Mam taki problem, że jak chodzę długo w butach to potem jest taki dziwny zapach (po prostu cuchnie z tego potu). Wie ktoś jak temu zaradzić?
Kupować buty wykonane z naturalnych, oddychających materiałów, a już na pewno nie chodzić w sezonie ciepłym w zabudowanych butach wykonanych z tworzyw sztucznych.
Zainwestować w preparat który zlikwiduje pocenie się stóp. Zmiana obuwia coś tam da, ale problem i tak pozostanie.
Ale jaki preparat?
Te preparaty wuja daja, maskuja na chwile smrod.

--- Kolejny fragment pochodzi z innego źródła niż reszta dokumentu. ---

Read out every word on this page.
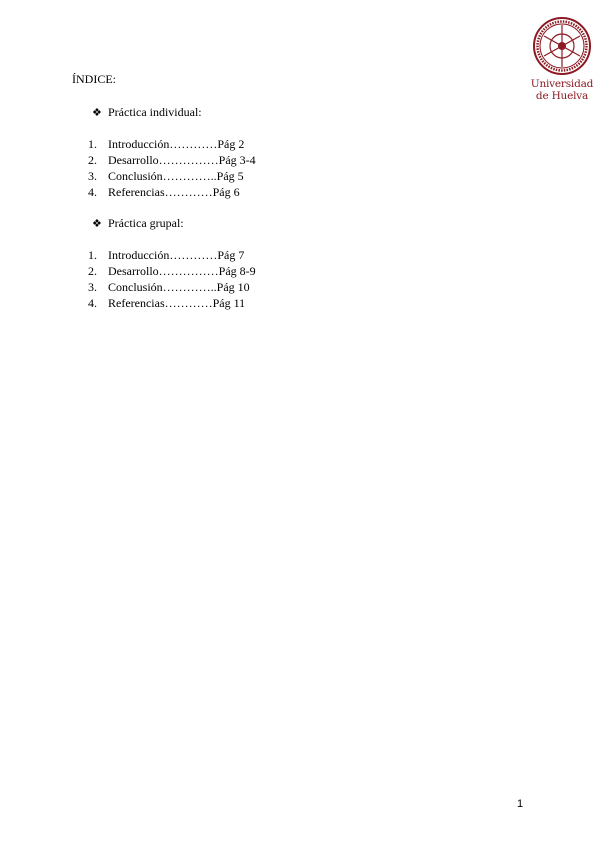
Universidad
de Huelva
ÍNDICE:
❖ Práctica individual:
1. Introducción…………Pág 2
2. Desarrollo……………Pág 3-4
3. Conclusión…………..Pág 5
4. Referencias…………Pág 6
❖ Práctica grupal:
1. Introducción…………Pág 7
2. Desarrollo……………Pág 8-9
3. Conclusión…………..Pág 10
4. Referencias…………Pág 11
1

Wypranie w pralce butow pomaga, ale po prostu nos dobre skarpetki i zmieniaj je czesto.
Dobre skarpetki masz na myśli jakieś przeciwpotowe?
Dobre sa skarpetki z welny Merino. Przetestowalem i mimo ze drogie, warto kupic.
Prawde mowiac, od tamtej pory cala bielizne termoaktywna kupilem z welny Merino. Dla mnie to dziala.
Bawełniane skarpetki. Nie muszą być grube, tylko żeby były. Ale nie takie znoszone, powycierane. Serio, bez kitu.
Syp sobie nogi zasypką z talkiem i powinno pomóc. Stopy będą się mniej pociły i zapach nie będzie tak intensywny. Do tego dobre skarpetki bawełniane i powinno być lepiej. No i buty z odpowiednich materiałów. Z ciekawości powąchałem sobie dwu letnie buty z wojasa za kilkaset zł i one nadal pachną skórą. Te z tworzyw sztucznych za kilkadziesiąt zł na pewno by śmierdziały.
Spróbuję te skarpetki z bawełny. Dzięki za odpowiedzi.
Ten spray z Deichmanna daje rade ->
Oo, VirtualManiac wrócił.
A wracając do tematu, zmieniaj codziennie skarpetki, a nie po tygodniu, to działa!
Spray odświeżający z Ecco. Działa rewelacyjnie. Poza tym patrz post [2]. Do tego skarpetki z mała ilością tworzyw sztucznych, najlepiej cienkie. No i o myciu nóg też pewnie ktoś już napisał :P
To nie kupuj skarpet u Wietnamczyków!
Patrz pan co te żółtki, patrz pan jaka perfidia :D
Nie dość, że gumki a i zero bawełny.
Tak serio, to najlepiej wybierać skarpety gdzie jest jak najwięcej bawełny w "składzie".
I jak wyżej, mycie stóp.
U mnie, zmiana skarpet do butów roboczych zrobiła robotę i żadne spraje nie były już potrzebne.
Wiadomo, że myję stopy i zakładam świeże skarpetki. Teraz ciepło się zrobiło to bardziej mi się pocą nogi ale nie jak wyjdę gdzieś na trochę tylko np. jak na kilka godzin pochodzę po terenach górskich albo bieganie.